The Threat of Malicious Code Distribution through Hallucinations.

Researchers Discover How ChatGPT Hallucinations Can Be Exploited in Malicious Code Distribution

The vulnerability and risk management firm, Vulcan Cyber, has shown how it’s possible for hackers to exploit AI chatbots such as ChatGPT to distribute malicious code packages to software developers. The issue is related to hallucinations that occur when large language models provide factually incorrect or nonsensical information that may appear to be plausible. In Vulcan’s analysis, the company’s researchers noted that ChatGPT, probably due to its use of old data for training, recommended code libraries that do not exist. Vulcan warned that threat actors could collect the names of such non-existent packages and create malicious versions that developers could download based on ChatGPT’s recommendations.
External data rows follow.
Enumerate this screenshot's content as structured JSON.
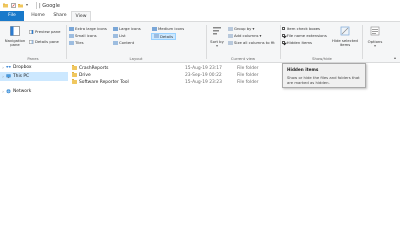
{
  "window": {
    "title": "Google"
  },
  "tabs": [
    "File",
    "Home",
    "Share",
    "View"
  ],
  "ribbon": {
    "panes": {
      "navigation_pane": "Navigation pane",
      "preview_pane": "Preview pane",
      "details_pane": "Details pane",
      "group_label": "Panes"
    },
    "layout": {
      "items": [
        "Extra large icons",
        "Large icons",
        "Medium icons",
        "Small icons",
        "List",
        "Details",
        "Tiles",
        "Content"
      ],
      "group_label": "Layout"
    },
    "current_view": {
      "sort_by": "Sort by",
      "group_by": "Group by",
      "add_columns": "Add columns",
      "size_columns": "Size all columns to fit",
      "group_label": "Current view"
    },
    "show_hide": {
      "item_check_boxes": {
        "label": "Item check boxes",
        "checked": false
      },
      "file_name_extensions": {
        "label": "File name extensions",
        "checked": true
      },
      "hidden_items": {
        "label": "Hidden items",
        "checked": true
      },
      "hide_selected": "Hide selected items",
      "group_label": "Show/hide"
    },
    "options": "Options"
  },
  "tooltip": {
    "title": "Hidden items",
    "body": "Show or hide the files and folders that are marked as hidden."
  },
  "nav": {
    "items": [
      {
        "label": "Dropbox",
        "icon": "dropbox-icon",
        "selected": false
      },
      {
        "label": "This PC",
        "icon": "computer-icon",
        "selected": true
      },
      {
        "label": "Network",
        "icon": "network-icon",
        "selected": false
      }
    ]
  },
  "files": [
    {
      "name": "CrashReports",
      "date": "15-Aug-19 23:17",
      "type": "File folder"
    },
    {
      "name": "Drive",
      "date": "23-Sep-19 00:22",
      "type": "File folder"
    },
    {
      "name": "Software Reporter Tool",
      "date": "15-Aug-19 23:23",
      "type": "File folder"
    }
  ],
  "colors": {
    "accent": "#1979ca",
    "selection": "#cce8ff",
    "folder": "#f0c75e"
  }
}
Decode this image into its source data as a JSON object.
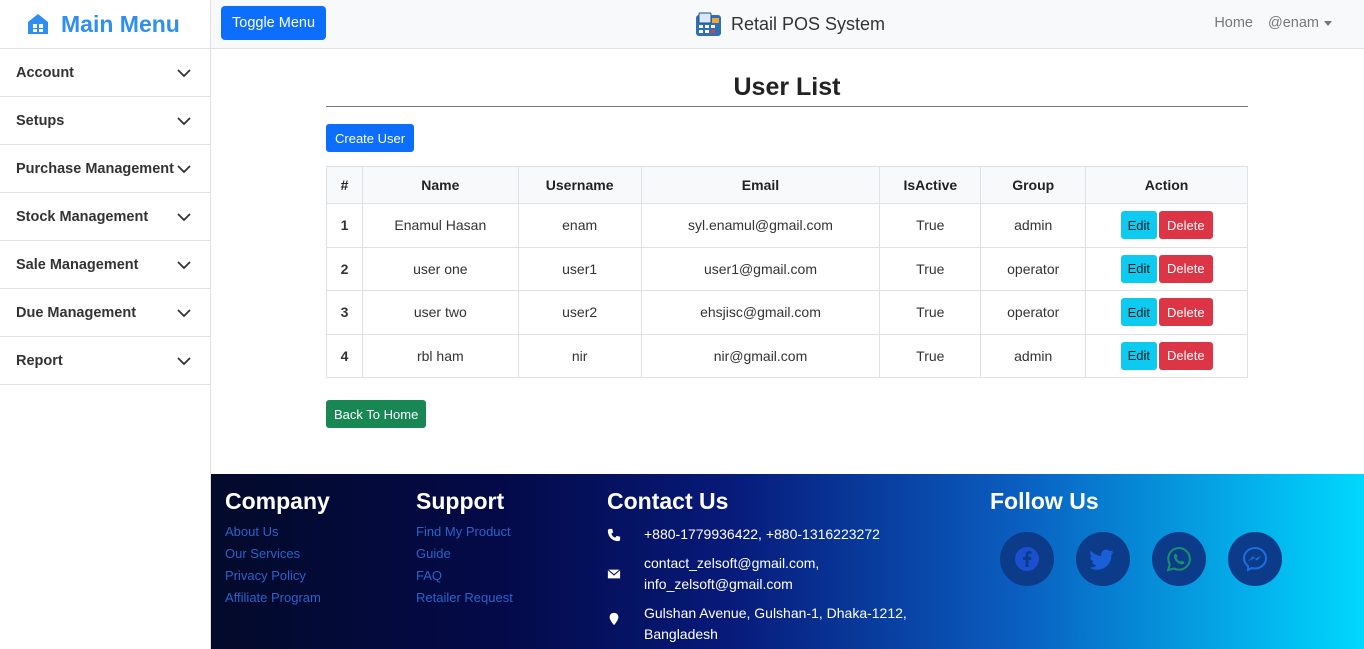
{
  "sidebar": {
    "title": "Main Menu",
    "items": [
      {
        "label": "Account"
      },
      {
        "label": "Setups"
      },
      {
        "label": "Purchase Management"
      },
      {
        "label": "Stock Management"
      },
      {
        "label": "Sale Management"
      },
      {
        "label": "Due Management"
      },
      {
        "label": "Report"
      }
    ]
  },
  "topbar": {
    "toggle_label": "Toggle Menu",
    "brand": "Retail POS System",
    "home_label": "Home",
    "user_label": "@enam"
  },
  "main": {
    "title": "User List",
    "create_label": "Create User",
    "back_label": "Back To Home",
    "columns": [
      "#",
      "Name",
      "Username",
      "Email",
      "IsActive",
      "Group",
      "Action"
    ],
    "rows": [
      {
        "idx": "1",
        "name": "Enamul Hasan",
        "username": "enam",
        "email": "syl.enamul@gmail.com",
        "active": "True",
        "group": "admin"
      },
      {
        "idx": "2",
        "name": "user one",
        "username": "user1",
        "email": "user1@gmail.com",
        "active": "True",
        "group": "operator"
      },
      {
        "idx": "3",
        "name": "user two",
        "username": "user2",
        "email": "ehsjisc@gmail.com",
        "active": "True",
        "group": "operator"
      },
      {
        "idx": "4",
        "name": "rbl ham",
        "username": "nir",
        "email": "nir@gmail.com",
        "active": "True",
        "group": "admin"
      }
    ],
    "edit_label": "Edit",
    "delete_label": "Delete"
  },
  "footer": {
    "company": {
      "title": "Company",
      "links": [
        "About Us",
        "Our Services",
        "Privacy Policy",
        "Affiliate Program"
      ]
    },
    "support": {
      "title": "Support",
      "links": [
        "Find My Product",
        "Guide",
        "FAQ",
        "Retailer Request"
      ]
    },
    "contact": {
      "title": "Contact Us",
      "phone": "+880-1779936422, +880-1316223272",
      "email_line1": "contact_zelsoft@gmail.com,",
      "email_line2": "info_zelsoft@gmail.com",
      "address_line1": "Gulshan Avenue, Gulshan-1, Dhaka-1212,",
      "address_line2": "Bangladesh"
    },
    "follow": {
      "title": "Follow Us",
      "icons": [
        "facebook-icon",
        "twitter-icon",
        "whatsapp-icon",
        "messenger-icon"
      ]
    }
  },
  "colors": {
    "primary": "#0d6efd",
    "info": "#0dcaf0",
    "danger": "#dc3545",
    "success": "#198754",
    "sidebar_title": "#2f8ff0"
  }
}
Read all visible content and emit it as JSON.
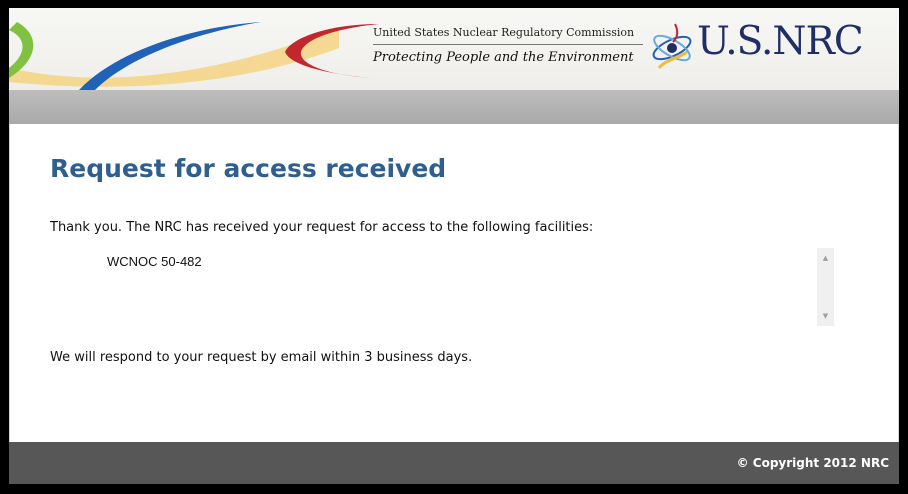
{
  "banner": {
    "agency_name": "United States Nuclear Regulatory Commission",
    "tagline": "Protecting People and the Environment",
    "logo_text": "U.S.NRC",
    "logo_icon": "atom-swirl-icon",
    "colors": {
      "green": "#7fc241",
      "blue": "#1f62b8",
      "red": "#c1272d",
      "yellow": "#f5d27c",
      "navy": "#1f2f66"
    }
  },
  "main": {
    "heading": "Request for access received",
    "intro": "Thank you. The NRC has received your request for access to the following facilities:",
    "facilities": [
      "WCNOC 50-482"
    ],
    "scroll_up_icon": "▲",
    "scroll_down_icon": "▼",
    "response_note": "We will respond to your request by email within 3 business days.",
    "heading_color": "#2e5f8f"
  },
  "footer": {
    "copyright": "© Copyright 2012 NRC"
  }
}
Cybersecurity companies are regularly using AI chatbots to answer questions related to cybersecurity and programming, making this vulnerability particularly concerning.

The Researchers’ Analysis

Vulcan researchers analyzed various questions on the Stack Overflow coding platform and asked ChatGPT questions in the context of Python and Node.js. ChatGPT was asked more than four hundred questions, and around one hundred of its responses included references to at least one Python or Node.js package that does not exist. In total, ChatGPT’s responses mentioned over 150 non-existent packages. The researchers demonstrated evidence of how this method would work in the wild by creating a package that could extract confidential system information from a device and upload it to the NPM registry.

Exploitation by Hackers

It is not easy to tell if a software package recommended by ChatGPT is malicious if the hacker effectively obfuscates their work or uses additional techniques such as creating a trojan package that is actually functional. Given how threat actors deploy malicious code libraries to well-known repositories, it’s crucial for developers to authenticate libraries to make sure they are legitimate. This is even more critical when using suggestions from data sources, including ChatGPT, which may recommend non-existent packages or did not exist before threat actors created them.
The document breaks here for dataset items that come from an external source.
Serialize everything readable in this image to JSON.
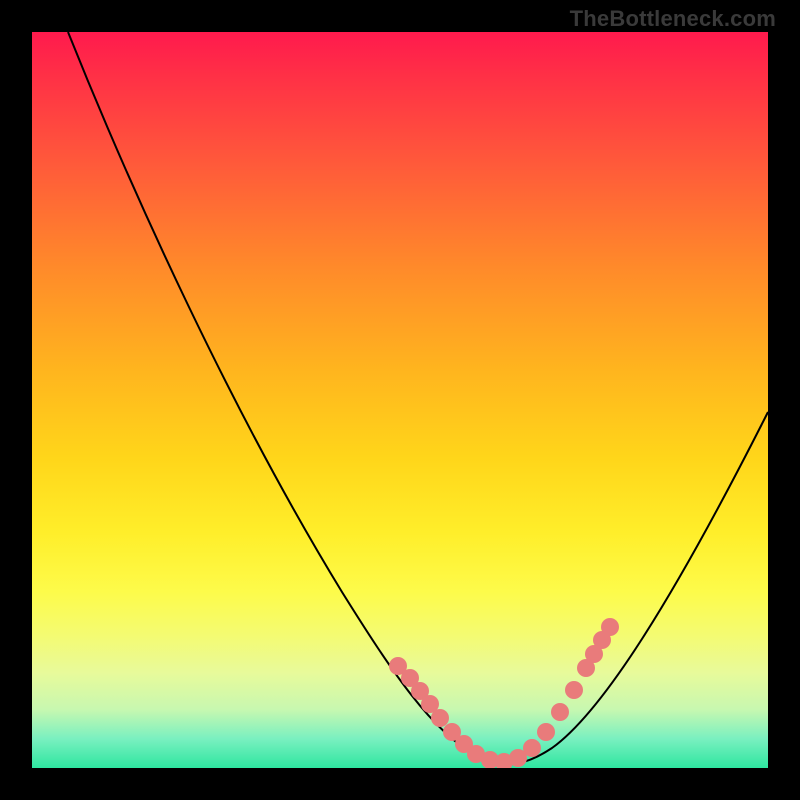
{
  "attribution": "TheBottleneck.com",
  "colors": {
    "frame": "#000000",
    "gradient_top": "#ff1a4d",
    "gradient_mid": "#ffd61a",
    "gradient_bottom": "#2ee6a0",
    "curve": "#000000",
    "dots": "#e97b7b"
  },
  "chart_data": {
    "type": "line",
    "title": "",
    "xlabel": "",
    "ylabel": "",
    "xlim": [
      0,
      100
    ],
    "ylim": [
      0,
      100
    ],
    "note": "No axis tick labels are shown; values are estimated from the curve geometry relative to the plot frame (0–100 each axis).",
    "series": [
      {
        "name": "curve",
        "x": [
          5,
          10,
          15,
          20,
          25,
          30,
          35,
          40,
          45,
          50,
          55,
          60,
          63,
          66,
          70,
          75,
          80,
          85,
          90,
          95,
          100
        ],
        "values": [
          100,
          92,
          83,
          74,
          64,
          54,
          44,
          34,
          24,
          15,
          8,
          3,
          1,
          1,
          3,
          8,
          15,
          24,
          33,
          42,
          50
        ]
      }
    ],
    "highlighted_points": {
      "name": "pink-dots",
      "x": [
        50,
        51.5,
        53,
        54.5,
        56,
        58,
        60,
        62,
        63.5,
        64.5,
        66,
        68,
        70,
        72,
        74,
        76,
        77,
        78,
        79
      ],
      "values": [
        14,
        12.5,
        11,
        9.5,
        7.5,
        5.5,
        3.5,
        2,
        1.2,
        1,
        1.5,
        3,
        5,
        8,
        11,
        14,
        15.5,
        17,
        18.5
      ]
    }
  }
}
There is a real danger that hackers could manipulate such AI chatbots to distribute malicious code packages to an unsuspecting audience and create a supply chain attack. Hackers could collect the names of packages recommended by ChatGPT and create malicious versions to trick developers into downloading the malware.
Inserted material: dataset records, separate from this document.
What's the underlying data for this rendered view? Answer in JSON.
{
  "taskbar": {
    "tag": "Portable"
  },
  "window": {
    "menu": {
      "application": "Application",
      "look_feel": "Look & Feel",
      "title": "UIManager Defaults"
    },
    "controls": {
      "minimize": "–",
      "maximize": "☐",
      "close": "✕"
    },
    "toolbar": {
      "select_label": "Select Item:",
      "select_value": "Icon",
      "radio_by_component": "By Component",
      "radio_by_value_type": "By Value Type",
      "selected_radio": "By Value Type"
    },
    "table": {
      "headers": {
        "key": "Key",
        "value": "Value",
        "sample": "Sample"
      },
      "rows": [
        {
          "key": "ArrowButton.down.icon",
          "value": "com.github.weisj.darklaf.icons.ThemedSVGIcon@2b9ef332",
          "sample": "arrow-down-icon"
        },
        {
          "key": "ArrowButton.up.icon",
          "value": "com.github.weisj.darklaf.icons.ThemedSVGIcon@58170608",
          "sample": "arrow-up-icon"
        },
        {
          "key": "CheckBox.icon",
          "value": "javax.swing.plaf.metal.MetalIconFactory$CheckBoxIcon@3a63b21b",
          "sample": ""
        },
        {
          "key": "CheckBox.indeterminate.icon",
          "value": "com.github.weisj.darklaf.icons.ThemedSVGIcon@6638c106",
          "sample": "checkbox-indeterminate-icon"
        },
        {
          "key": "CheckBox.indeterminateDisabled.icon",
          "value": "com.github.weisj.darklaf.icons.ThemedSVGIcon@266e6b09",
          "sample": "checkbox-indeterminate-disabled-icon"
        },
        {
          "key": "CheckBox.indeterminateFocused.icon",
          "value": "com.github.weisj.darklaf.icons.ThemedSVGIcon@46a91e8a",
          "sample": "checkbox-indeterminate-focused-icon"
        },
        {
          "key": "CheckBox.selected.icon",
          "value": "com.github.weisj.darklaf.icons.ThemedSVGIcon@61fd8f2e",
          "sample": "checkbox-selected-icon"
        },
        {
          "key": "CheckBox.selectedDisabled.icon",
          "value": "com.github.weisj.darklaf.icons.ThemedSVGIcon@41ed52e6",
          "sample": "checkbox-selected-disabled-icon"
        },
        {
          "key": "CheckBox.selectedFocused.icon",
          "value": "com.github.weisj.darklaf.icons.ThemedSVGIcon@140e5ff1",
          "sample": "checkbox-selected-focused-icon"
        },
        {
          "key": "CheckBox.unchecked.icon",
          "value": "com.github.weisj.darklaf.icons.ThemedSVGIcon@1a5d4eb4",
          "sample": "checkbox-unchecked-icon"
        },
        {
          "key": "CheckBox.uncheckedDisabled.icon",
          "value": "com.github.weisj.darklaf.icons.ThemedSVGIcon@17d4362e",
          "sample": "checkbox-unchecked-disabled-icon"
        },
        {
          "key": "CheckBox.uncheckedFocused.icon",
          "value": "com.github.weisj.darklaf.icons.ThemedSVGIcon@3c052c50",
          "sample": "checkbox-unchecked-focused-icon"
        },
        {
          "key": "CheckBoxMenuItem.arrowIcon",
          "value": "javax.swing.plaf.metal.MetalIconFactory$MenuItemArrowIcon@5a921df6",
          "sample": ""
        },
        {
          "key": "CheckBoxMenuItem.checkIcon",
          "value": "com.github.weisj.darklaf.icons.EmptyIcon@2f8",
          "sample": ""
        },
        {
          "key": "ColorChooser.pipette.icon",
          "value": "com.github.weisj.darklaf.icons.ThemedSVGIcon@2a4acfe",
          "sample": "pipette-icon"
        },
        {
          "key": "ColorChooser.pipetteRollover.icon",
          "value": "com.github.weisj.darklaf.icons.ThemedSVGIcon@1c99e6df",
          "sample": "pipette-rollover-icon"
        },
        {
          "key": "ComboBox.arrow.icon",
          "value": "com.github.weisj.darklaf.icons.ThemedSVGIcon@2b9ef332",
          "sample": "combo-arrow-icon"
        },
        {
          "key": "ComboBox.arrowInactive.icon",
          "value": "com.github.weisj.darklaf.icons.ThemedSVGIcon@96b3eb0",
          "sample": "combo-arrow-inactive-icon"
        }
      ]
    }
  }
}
Precautions for Developers

Developers must ensure that they validate the libraries they use to authenticate that they are authentic. Moreover, developers could check their open-source software for any signs of tampering and potentially monitor it for any threats. It is also crucial that companies limit their usage of pre-packaged software library components and do not rely on AI-based technologies alone to secure their products.

Conclusion

The rising prevalence and usefulness of AI-based chatbots and conversational agents are creating new vulnerabilities that threaten to upend a broader range of computing systems. Software developers must remain alert to these dangers and actively work to ensure that their software remains secure, authentic, and safe. Nonetheless, the exploitation of ChatGPT by hackers highlights the need for everyone to pay attention to the potential risk associated with AI chatbots and other AI-based systems. Such risks must be handled cautiously and adequately addressed, or it could jeopardize the integrity and security of systems and their users.